ARRAY – Seminar – 1.1.0. in Java – Payilagam – Part – II .

This blog  deals with ARRAY – Seminar – 1.1.0.  Some of the illustrations are discussed below.  

   In the previous blog ARRAY – Seminar – 1.1.0 in Java – Payilagam – Part – I we have already explained about some finer examples . Again in the upcoming blogs we are dealing with the Array – 1.1.0 . They are mentioned below as follows :  

REFERENCE : ( For ARRAY – Seminar – 1.1.0 in Java – Payilagam – Part – I  )


                    Declaring a Variable to Refer to an Array

The preceding program declares an array (named anArray) with the following line of code:

// declares an array of integers

int[] anArray;

Like declarations for variables of other types, an array declaration has two components: the array’s type and the array’s name.

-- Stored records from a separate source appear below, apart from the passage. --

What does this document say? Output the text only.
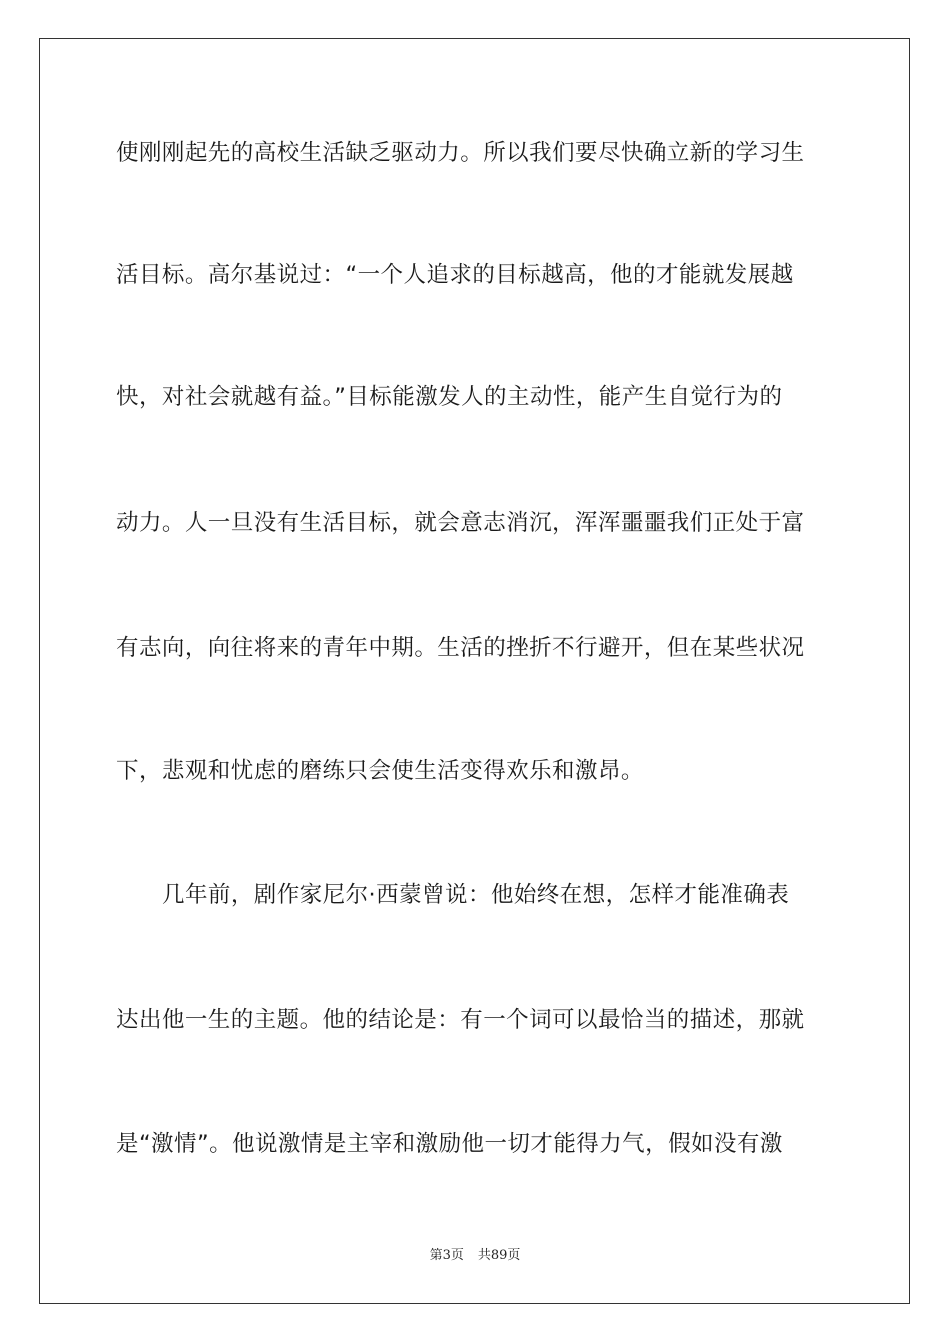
使刚刚起先的高校生活缺乏驱动力。所以我们要尽快确立新的学习生
活目标。高尔基说过：“一个人追求的目标越高，他的才能就发展越
快，对社会就越有益。”目标能激发人的主动性，能产生自觉行为的
动力。人一旦没有生活目标，就会意志消沉，浑浑噩噩我们正处于富
有志向，向往将来的青年中期。生活的挫折不行避开，但在某些状况
下，悲观和忧虑的磨练只会使生活变得欢乐和激昂。
几年前，剧作家尼尔·西蒙曾说：他始终在想，怎样才能准确表
达出他一生的主题。他的结论是：有一个词可以最恰当的描述，那就
是“激情”。他说激情是主宰和激励他一切才能得力气，假如没有激
第3页 共89页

An array’s type is written as type[], where type is the data type of the contained elements; the brackets are special symbols indicating that this variable holds an array. As with variables of other types, the declaration does not actually create an array; it simply tells the compiler that this variable will hold an array of the specified type.

Similarly, you can declare arrays of other types

byte[] anArrayOfBytes;

short[] anArrayOfShorts;

long[] anArrayOfLongs;

float[] anArrayOfFloats;

double[] anArrayOfDoubles;

boolean[] anArrayOfBooleans;

char[] anArrayOfChars;

String[] anArrayOfStrings;

You can also place the brackets after the array’s name:

// this form is discouraged float anArrayOfFloats[];

However, convention discourages this form; the brackets identify the array type and should appear with the type designation.

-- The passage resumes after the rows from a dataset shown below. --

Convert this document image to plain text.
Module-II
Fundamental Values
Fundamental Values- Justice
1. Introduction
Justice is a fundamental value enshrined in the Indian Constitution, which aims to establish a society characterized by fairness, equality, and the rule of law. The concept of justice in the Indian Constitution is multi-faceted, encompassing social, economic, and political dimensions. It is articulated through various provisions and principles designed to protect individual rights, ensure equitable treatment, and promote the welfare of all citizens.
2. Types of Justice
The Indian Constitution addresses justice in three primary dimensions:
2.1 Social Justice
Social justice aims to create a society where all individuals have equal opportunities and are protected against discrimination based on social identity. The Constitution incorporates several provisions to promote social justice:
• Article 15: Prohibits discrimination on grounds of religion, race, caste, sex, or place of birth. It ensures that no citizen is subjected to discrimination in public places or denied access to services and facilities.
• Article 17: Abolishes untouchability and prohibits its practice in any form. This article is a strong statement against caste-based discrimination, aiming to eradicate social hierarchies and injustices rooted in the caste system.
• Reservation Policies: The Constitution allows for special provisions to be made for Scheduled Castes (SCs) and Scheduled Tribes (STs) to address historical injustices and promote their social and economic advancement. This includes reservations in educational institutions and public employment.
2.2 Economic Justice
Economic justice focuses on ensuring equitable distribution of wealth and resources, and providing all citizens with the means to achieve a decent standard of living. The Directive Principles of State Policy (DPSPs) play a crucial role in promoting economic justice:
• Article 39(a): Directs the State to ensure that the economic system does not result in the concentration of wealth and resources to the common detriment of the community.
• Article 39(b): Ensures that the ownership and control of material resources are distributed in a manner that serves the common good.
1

         Creating, Initializing, and Accessing an Array

One way to create an array is with the new operator. The next statement in the ArrayDemo program allocates an array with enough memory for 10 integer elements and assigns the array to the an Array variable

// create an array of integers

int[] anArray = new int[10];

If this statement is missing, then the compiler prints an error like the following, and compilation fails: Variable anArray may not have been initialized.

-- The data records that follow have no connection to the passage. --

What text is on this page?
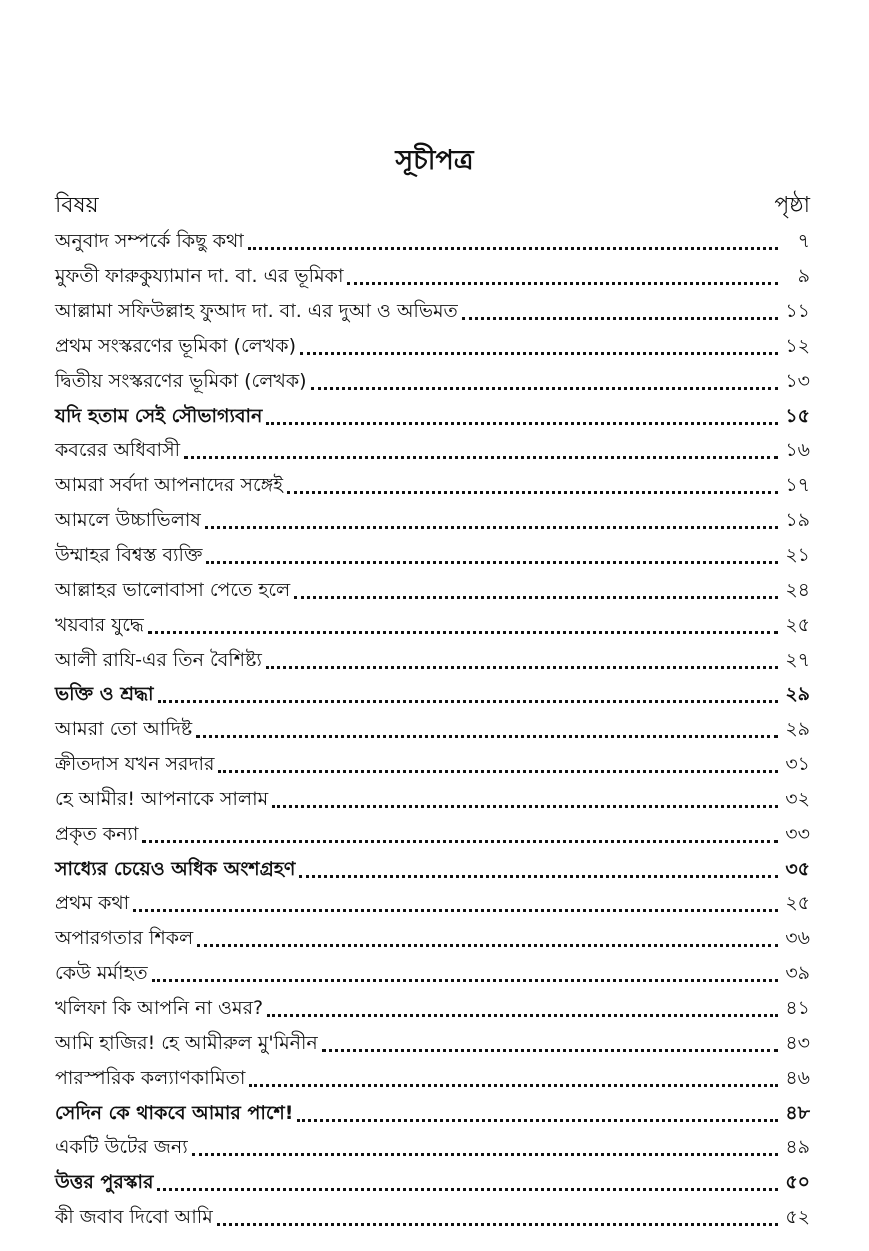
সূচীপত্র
বিষয়	পৃষ্ঠা
অনুবাদ সম্পর্কে কিছু কথা	৭
মুফতী ফারুকুয্যামান দা. বা. এর ভূমিকা	৯
আল্লামা সফিউল্লাহ ফুআদ দা. বা. এর দুআ ও অভিমত	১১
প্রথম সংস্করণের ভূমিকা (লেখক)	১২
দ্বিতীয় সংস্করণের ভূমিকা (লেখক)	১৩
যদি হতাম সেই সৌভাগ্যবান	১৫
কবরের অধিবাসী	১৬
আমরা সর্বদা আপনাদের সঙ্গেই	১৭
আমলে উচ্চাভিলাষ	১৯
উম্মাহর বিশ্বস্ত ব্যক্তি	২১
আল্লাহর ভালোবাসা পেতে হলে	২৪
খয়বার যুদ্ধে	২৫
আলী রাযি-এর তিন বৈশিষ্ট্য	২৭
ভক্তি ও শ্রদ্ধা	২৯
আমরা তো আদিষ্ট	২৯
ক্রীতদাস যখন সরদার	৩১
হে আমীর! আপনাকে সালাম	৩২
প্রকৃত কন্যা	৩৩
সাধ্যের চেয়েও অধিক অংশগ্রহণ	৩৫
প্রথম কথা	২৫
অপারগতার শিকল	৩৬
কেউ মর্মাহত	৩৯
খলিফা কি আপনি না ওমর?	৪১
আমি হাজির! হে আমীরুল মু'মিনীন	৪৩
পারস্পরিক কল্যাণকামিতা	৪৬
সেদিন কে থাকবে আমার পাশে!	৪৮
একটি উটের জন্য	৪৯
উত্তর পুরস্কার	৫০
কী জবাব দিবো আমি	৫২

The next few lines assign values to each element of the array:

anArray[0] = 100; // initialize first element

anArray[1] = 200; // initialize second element

anArray[2] = 300; // and so forth

Each array element is accessed by its numerical index:

System.out.println(“Element 1 at index 0: ” + anArray[0]);

System.out.println(“Element 2 at index 1: ” + anArray[1]);

System.out.println(“Element 3 at index 2: ” + anArray[2]);

Alternatively, you can use the shortcut syntax to create and initialize an array:

int[] anArray = {

            100, 200, 300,

           400, 500, 600,

           700, 800, 900, 1000


Here the length of the array is determined by the number of values provided between braces and separated by commas.